В тот год во время выпускных вечеров ПТУ (это профессионально-технические училища) произошло ЧП. Когда выпускников традиционно привезли на Красную площадь, там произошла серьёзная драка между ногинскими и подольскими ребятами. Дрались жестоко, с применением ножей и кастетов. Об этом никто не сообщал в средствах массовой информации, но слух, наверняка изрядно приукрашенный, прошёл, и вся Москва активно обсуждала этот инцидент, увеличивая число жертв и тяжесть их ранений. Власти отреагировали мгновенно, и к выпускным вечерам школьников там, наверху, было принято решение: во-первых, сделать посещение Красной площади каждой школой в конкретное, строго определённое время; во-вторых, выпускники имели право на часовую прогулку в сердце столицы – и не более. И гулять все должны под присмотром милиционеров. Всё это было похоже на мероприятие, которое надо провести, чтобы поставить галочку. Сто шестьдесят девятой было выделено время с половины третьего до трёх пятнадцати.
И грянул выпускной… Мальчишки тайком бегали в туалет, чтобы приложиться к бутылке портвейна, которую пронёс кто-то из них. По меркам людей зрелых, вина было чуть-чуть, но много ли нужно в таком возрасте, чтобы заблестел глаз и ты почувствовал себя взрослым? Тем более что именно во взрослую жизнь школа и выпускала своих учеников.
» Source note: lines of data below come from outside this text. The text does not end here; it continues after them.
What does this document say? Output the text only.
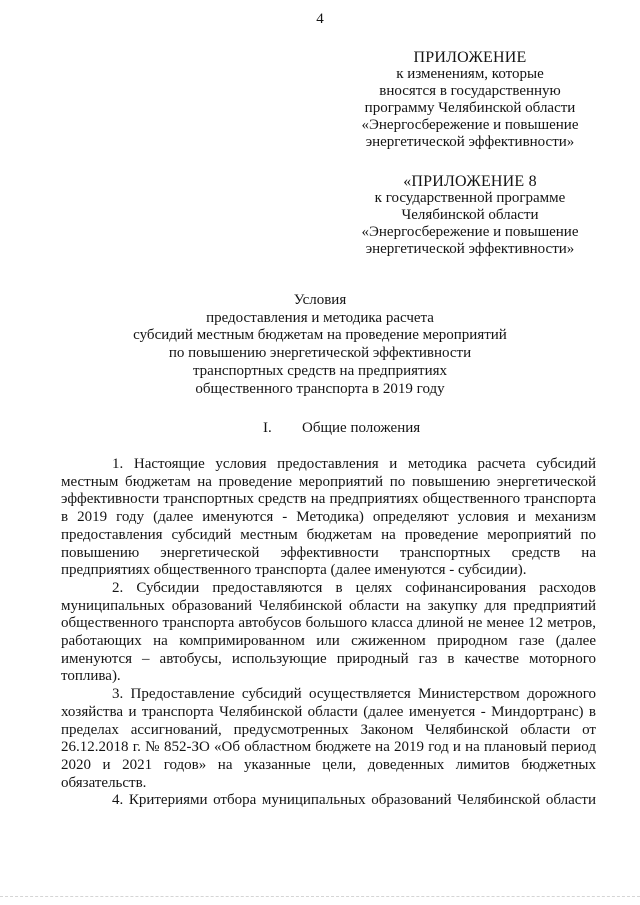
4
ПРИЛОЖЕНИЕ
к изменениям, которые
вносятся в государственную
программу Челябинской области
«Энергосбережение и повышение
энергетической эффективности»
«ПРИЛОЖЕНИЕ 8
к государственной программе
Челябинской области
«Энергосбережение и повышение
энергетической эффективности»
Условия
предоставления и методика расчета
субсидий местным бюджетам на проведение мероприятий
по повышению энергетической эффективности
транспортных средств на предприятиях
общественного транспорта в 2019 году
I. Общие положения

1. Настоящие условия предоставления и методика расчета субсидий местным бюджетам на проведение мероприятий по повышению энергетической эффективности транспортных средств на предприятиях общественного транспорта в 2019 году (далее именуются - Методика) определяют условия и механизм предоставления субсидий местным бюджетам на проведение мероприятий по повышению энергетической эффективности транспортных средств на предприятиях общественного транспорта (далее именуются - субсидии).

2. Субсидии предоставляются в целях софинансирования расходов муниципальных образований Челябинской области на закупку для предприятий общественного транспорта автобусов большого класса длиной не менее 12 метров, работающих на компримированном или сжиженном природном газе (далее именуются – автобусы, использующие природный газ в качестве моторного топлива).

3. Предоставление субсидий осуществляется Министерством дорожного хозяйства и транспорта Челябинской области (далее именуется - Миндортранс) в пределах ассигнований, предусмотренных Законом Челябинской области от 26.12.2018 г. № 852-ЗО «Об областном бюджете на 2019 год и на плановый период 2020 и 2021 годов» на указанные цели, доведенных лимитов бюджетных обязательств.

4. Критериями отбора муниципальных образований Челябинской области
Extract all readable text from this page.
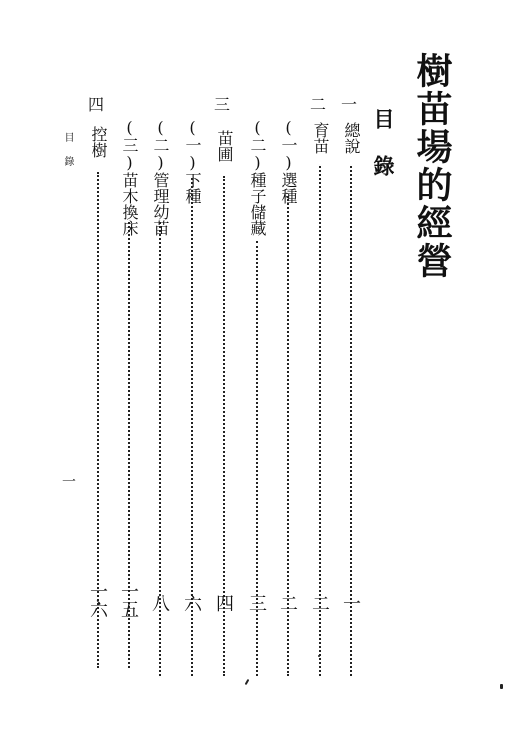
樹苗場的經營
目錄
一
總說
一
二
育苗
二
(一)選種
二
(二)種子儲藏
三
三
苗圃
四
(一)下種
六
(二)管理幼苗
八
(三)苗木換床
一五
四
控樹
一六
目錄
一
И звучали торжественные речи, где говорилось о предназначении человека и ответственности ребят, потом отмечались успехи и отдельные недостатки; учителя снова, как и на последнем звонке, всплакнули; затем – под присмотром родителей – было застолье, и уже ближе к полуночи выпускников снова пригласили в актовый зал, где всех ждали «Птицы». Уже тогда Игорь отметил, что делать праздник для других – это значит лишать себя удовольствия быть со всеми и предаваться обычным людским радостям. Правда, Ероха попросту прогнал Дрона и Болото к одноклассникам, заверив, что они с Середой и Шурой всё сами подключат. Однако полностью отрешиться от проблем настройки аппаратуры всё равно не получилось.
«Птицы» играли танцевальную программу, и, наверное, в первый раз в сто шестьдесят девятой школе их слушали вполуха. Особенно это было заметно, когда они пели медленные песни. Объятия девчонок и мальчишек были во время танца более чувственными, так как многие из них рассказывали в эти минуты друг другу о своих чувствах, а кто-то прощался со своей девчонкой, поняв, что у них разные дороги… Но всё равно было здорово… А когда ребята начали исполнять «К Надежде с надеждой», почти весь актовый зал запел вместе с ними. Песня начала свою самостоятельную жизнь уже после первого исполнения – ребята переписывали друг у друга слова, и многие уже играли её в своих дворах на гитарах. Все величали её «Наденькой» и не хотели признавать официальное название.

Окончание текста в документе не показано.